The bill greatly increases price and billing transparency and strengthens patient protections (estimates, itemized bills, cash‑pay rights, data for plan oversight) but does so at the cost of substantial compliance, IT, privacy, and legal burdens—especially for smaller or rural providers—which may raise costs or disrupt access unless implementation carefully mitigates those burdens.
Patients (insured, uninsured, low-income and chronic-condition patients) receive standardized, timely, itemized EOBs and provider bills showing services, codes, plan payments, patient cost‑sharing, and progress toward deductibles/out‑of‑pocket limits, and are protected from collections until required itemized bills are provided.
Consumers (including uninsured and cash‑pay patients) gain broad price transparency—monthly, machine‑readable disclosures of hospital, lab, imaging, and ASC prices and payer‑negotiated rates—and the ability for cash‑pay patients to pay published discounted/minimum cash prices as payment in full.
Members and patients get clearer advance cost estimates and visibility into remaining deductibles/out‑of‑pocket maximums, plus a 'hold‑harmless' protection when estimates understate final charges, helping avoid unexpected bills for planned care.
Hospitals, providers, labs, ASCs, insurers, PBMs and plan service vendors face substantial new administrative, IT, legal, and reporting costs to compile, standardize, and publish detailed price, contract, and claims data—costs that are likely to be passed on to patients, employers, or taxpayers.
Small, rural, and safety‑net providers, labs, and ASCs may struggle to meet technical and timing requirements (machine‑readable files, 30‑day itemized bills, daily/annual updates), risking heavy penalties, cash‑flow problems, or reduced local access to services.
Expanded access to and sharing of PHI without individual authorization for plan administration increases privacy and autonomy risks—if safeguards fail this could enable improper profiling or unwanted secondary uses of health data.
Based on analysis of 11 sections of legislative text.
Creates broad item-level price transparency, EOB and billing rules, required machine-readable price files, enhanced plan access to claims/PHI, and penalties for noncompliance.
Introduced July 17, 2025 by Roger Wayne Marshall · Last progress July 17, 2025
Requires broad, detailed health care price transparency and stronger patient billing rules: plans, insurers, hospitals, laboratories, imaging providers, ambulatory surgical centers, and many other health care entities must publish itemized prices, billing codes, and consumer-friendly explanations in machine-readable and consumer-facing formats.
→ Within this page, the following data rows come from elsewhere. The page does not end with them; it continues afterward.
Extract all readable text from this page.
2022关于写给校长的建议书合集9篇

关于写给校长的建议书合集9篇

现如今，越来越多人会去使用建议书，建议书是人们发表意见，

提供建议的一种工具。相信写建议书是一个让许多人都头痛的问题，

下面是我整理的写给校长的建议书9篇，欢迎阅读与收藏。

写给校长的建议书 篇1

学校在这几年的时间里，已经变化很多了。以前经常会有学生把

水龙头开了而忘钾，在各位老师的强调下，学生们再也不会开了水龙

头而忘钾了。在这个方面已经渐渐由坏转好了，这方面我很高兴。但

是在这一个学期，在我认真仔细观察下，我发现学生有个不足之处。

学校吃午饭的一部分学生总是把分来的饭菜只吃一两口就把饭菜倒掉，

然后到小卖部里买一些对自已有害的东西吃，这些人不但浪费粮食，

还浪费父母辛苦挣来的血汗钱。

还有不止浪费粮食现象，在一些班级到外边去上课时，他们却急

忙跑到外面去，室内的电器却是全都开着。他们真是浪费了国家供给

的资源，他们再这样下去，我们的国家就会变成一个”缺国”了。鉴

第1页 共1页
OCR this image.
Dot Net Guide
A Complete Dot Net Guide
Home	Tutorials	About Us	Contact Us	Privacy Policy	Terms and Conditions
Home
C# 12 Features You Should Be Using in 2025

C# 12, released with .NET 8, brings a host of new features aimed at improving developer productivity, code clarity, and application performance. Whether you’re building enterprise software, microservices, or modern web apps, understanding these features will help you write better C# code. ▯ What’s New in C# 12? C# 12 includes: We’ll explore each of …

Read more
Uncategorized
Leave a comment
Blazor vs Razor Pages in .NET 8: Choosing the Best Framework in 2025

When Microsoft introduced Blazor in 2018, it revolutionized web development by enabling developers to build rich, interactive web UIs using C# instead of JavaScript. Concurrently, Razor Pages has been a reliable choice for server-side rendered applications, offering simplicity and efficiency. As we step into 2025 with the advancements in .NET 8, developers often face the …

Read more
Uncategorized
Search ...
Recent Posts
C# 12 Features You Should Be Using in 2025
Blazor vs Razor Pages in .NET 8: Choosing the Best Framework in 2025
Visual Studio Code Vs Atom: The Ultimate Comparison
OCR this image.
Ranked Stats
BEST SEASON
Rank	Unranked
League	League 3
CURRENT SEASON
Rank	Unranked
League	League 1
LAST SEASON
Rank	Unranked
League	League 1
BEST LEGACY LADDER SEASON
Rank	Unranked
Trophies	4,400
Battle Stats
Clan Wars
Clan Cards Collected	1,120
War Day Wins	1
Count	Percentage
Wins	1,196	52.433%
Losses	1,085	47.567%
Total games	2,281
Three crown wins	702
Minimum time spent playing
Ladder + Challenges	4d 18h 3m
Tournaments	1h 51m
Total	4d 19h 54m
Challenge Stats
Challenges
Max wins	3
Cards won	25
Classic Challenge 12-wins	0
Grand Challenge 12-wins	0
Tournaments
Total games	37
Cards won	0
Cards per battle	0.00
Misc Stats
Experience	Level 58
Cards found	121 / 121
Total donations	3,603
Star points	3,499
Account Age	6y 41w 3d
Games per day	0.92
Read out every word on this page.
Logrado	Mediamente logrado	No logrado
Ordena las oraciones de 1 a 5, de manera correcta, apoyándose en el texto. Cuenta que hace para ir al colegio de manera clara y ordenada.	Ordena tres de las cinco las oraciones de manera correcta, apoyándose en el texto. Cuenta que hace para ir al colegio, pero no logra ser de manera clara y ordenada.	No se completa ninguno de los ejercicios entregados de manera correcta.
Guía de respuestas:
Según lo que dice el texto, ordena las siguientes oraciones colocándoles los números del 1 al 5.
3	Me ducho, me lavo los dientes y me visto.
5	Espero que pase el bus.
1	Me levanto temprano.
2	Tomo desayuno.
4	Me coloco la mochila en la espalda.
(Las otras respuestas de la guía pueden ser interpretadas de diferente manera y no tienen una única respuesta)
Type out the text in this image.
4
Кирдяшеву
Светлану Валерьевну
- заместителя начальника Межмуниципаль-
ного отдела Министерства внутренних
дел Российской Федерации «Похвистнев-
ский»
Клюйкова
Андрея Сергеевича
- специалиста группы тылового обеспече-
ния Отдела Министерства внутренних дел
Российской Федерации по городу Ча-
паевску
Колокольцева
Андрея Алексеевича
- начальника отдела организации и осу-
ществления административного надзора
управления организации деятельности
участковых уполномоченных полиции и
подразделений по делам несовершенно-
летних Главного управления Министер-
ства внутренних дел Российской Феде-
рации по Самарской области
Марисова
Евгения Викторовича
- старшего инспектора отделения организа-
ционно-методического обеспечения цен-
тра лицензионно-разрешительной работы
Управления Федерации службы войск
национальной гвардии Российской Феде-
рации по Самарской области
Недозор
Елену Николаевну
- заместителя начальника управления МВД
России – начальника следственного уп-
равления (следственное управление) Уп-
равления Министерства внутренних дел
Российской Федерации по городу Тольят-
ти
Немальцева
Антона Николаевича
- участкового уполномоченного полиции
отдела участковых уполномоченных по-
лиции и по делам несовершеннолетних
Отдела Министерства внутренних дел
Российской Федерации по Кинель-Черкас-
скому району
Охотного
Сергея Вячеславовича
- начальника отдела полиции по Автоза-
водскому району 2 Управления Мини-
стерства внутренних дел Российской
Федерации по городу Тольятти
Patients must receive timely explanation-of-benefits notices and itemized bills before collection actions; plans gain more access to claims and supporting data (with privacy safeguards). The bill creates civil penalties and requires agencies to issue standards and formats, with staggered effective dates (some rules start Jan 1, 2026; many publishing and data rules begin Jan 1 or July 1, 2027; other reporting timelines begin 1–2 years after enactment).